As of the Oct. 22 Groveport Village Council meeting, village officials had not yet received the Ohio EPA’s report.

"I don’t know when and if anything is forthcoming from the EPA," said Village Administrator Jon Crusey.

Studley sent a letter to the village dated Oct. 22 requesting the sewer project be placed back on council’s agenda.

However, council was reluctant to do so.

"Until we hear from both entities (the county and the Ohio EPA) I don’t feel it’s necessary for us to have this (the proposed sewer line project) on the agenda," said Councilwoman Jan Stoots at council’s Oct. 22 meeting.

The rest of council concurred with Stoots.

The proposed  2,100 foot, $863,000 ($1.6 million if potential interest on notes/bonds is included in the total cost) sanitary sewer line would include a mix of residential, farm, churches, and commercial properties along Groveport Road west from Greenpointe Drive to the First Baptist Church of Groveport. The sewer line would serve an area encompassing 240 acres.

Studley has stated the benefits the sanitary sewer line would bring to the area include: commercial and light industrial growth as outlined in the village’s comprehensive plan; additional income tax revenue; development that would not add students to "an already overburdened school district;" and that new development would clean up "a blighted area" that more than 10,000 cars per day pass through.

Crusey told council in July that, out of the 16 affected properties in the area, two are owner occupied residential properties with one located in the village limits and the other in Madison Township.

However, Crusey noted the potential financial hardship of the property owners (through potential assessments to pay for the project) is only one factor council is considering in its review of  the potential project. He cited the cost of the project, assessment options, and the results of pending Ohio Environmental Protection Agency (EPA) testing in the area as other factors council is reviewing.

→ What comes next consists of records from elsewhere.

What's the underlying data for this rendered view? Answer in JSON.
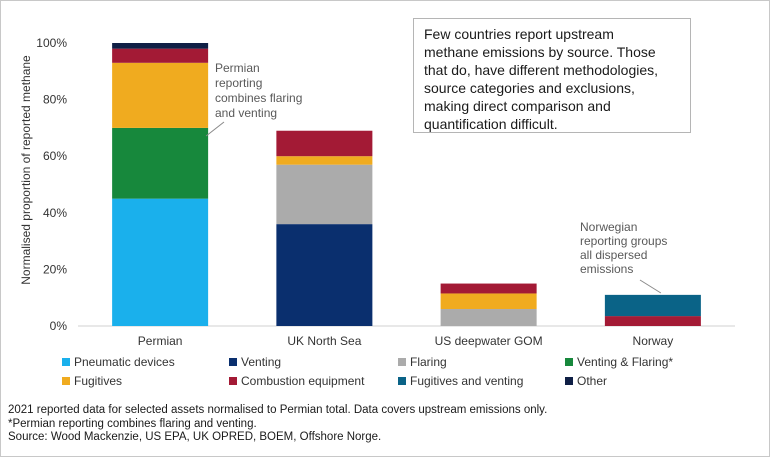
{
  "chart_data": {
    "type": "bar",
    "stacked": true,
    "ylabel": "Normalised proportion of reported methane",
    "ylim": [
      0,
      100
    ],
    "yticks": [
      "0%",
      "20%",
      "40%",
      "60%",
      "80%",
      "100%"
    ],
    "categories": [
      "Permian",
      "UK North Sea",
      "US deepwater GOM",
      "Norway"
    ],
    "series": [
      {
        "name": "Pneumatic devices",
        "color": "#1ab0ec",
        "values": [
          45,
          0,
          0,
          0
        ]
      },
      {
        "name": "Venting",
        "color": "#0a2f6e",
        "values": [
          0,
          36,
          0,
          0
        ]
      },
      {
        "name": "Flaring",
        "color": "#ababab",
        "values": [
          0,
          21,
          6,
          0
        ]
      },
      {
        "name": "Venting & Flaring*",
        "color": "#17883c",
        "values": [
          25,
          0,
          0,
          0
        ]
      },
      {
        "name": "Fugitives",
        "color": "#f0ab1f",
        "values": [
          23,
          3,
          5.5,
          0
        ]
      },
      {
        "name": "Combustion equipment",
        "color": "#a31a35",
        "values": [
          5,
          9,
          3.5,
          3.5
        ]
      },
      {
        "name": "Fugitives and venting",
        "color": "#0a6387",
        "values": [
          0,
          0,
          0,
          7.5
        ]
      },
      {
        "name": "Other",
        "color": "#0f1f45",
        "values": [
          2,
          0,
          0,
          0
        ]
      }
    ],
    "annotations": {
      "permian": [
        "Permian",
        "reporting",
        "combines flaring",
        "and venting"
      ],
      "norway": [
        "Norwegian",
        "reporting groups",
        "all dispersed",
        "emissions"
      ]
    }
  },
  "note": [
    "Few countries report upstream",
    "methane emissions by source. Those",
    "that do, have different methodologies,",
    "source categories and exclusions,",
    "making direct comparison and",
    "quantification difficult."
  ],
  "footnotes": [
    "2021 reported data for selected assets normalised to Permian total.  Data covers upstream emissions only.",
    "*Permian reporting combines flaring and venting.",
    "Source: Wood Mackenzie, US EPA, UK OPRED, BOEM, Offshore Norge."
  ]
}
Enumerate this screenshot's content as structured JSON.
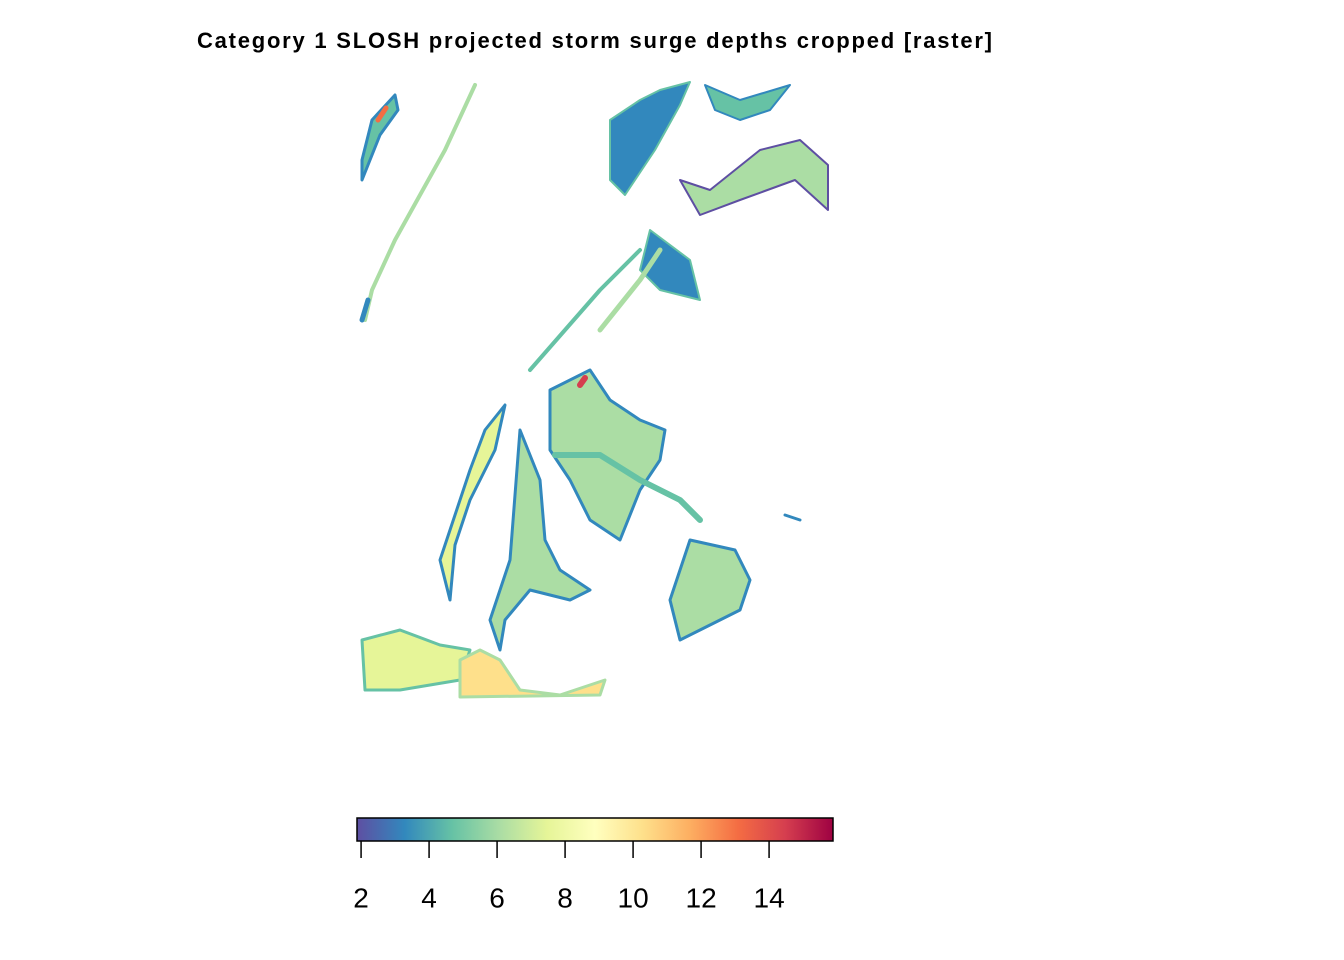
{
  "title": "Category 1 SLOSH projected storm surge depths cropped [raster]",
  "colorbar": {
    "lim": [
      1.88,
      15.88
    ],
    "ticks": [
      2,
      4,
      6,
      8,
      10,
      12,
      14
    ],
    "colors": [
      "#5e4fa2",
      "#3288bd",
      "#66c2a5",
      "#abdda4",
      "#e6f598",
      "#ffffbf",
      "#fee08b",
      "#fdae61",
      "#f46d43",
      "#d53e4f",
      "#9e0142"
    ]
  }
}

Councilman Ed Rarey believes council should not commit to the sewer project because it must have money available to pay for other long awaited needs elsewhere in the village such as sidewalks, water and sewer upgrades, and road work. He added that the village may eventually also be responsible for the cost of reconstructing Bixby Road after the Ohio Department of Transportation builds an interchange at U.S. 33 and Bixby Road in the next few years.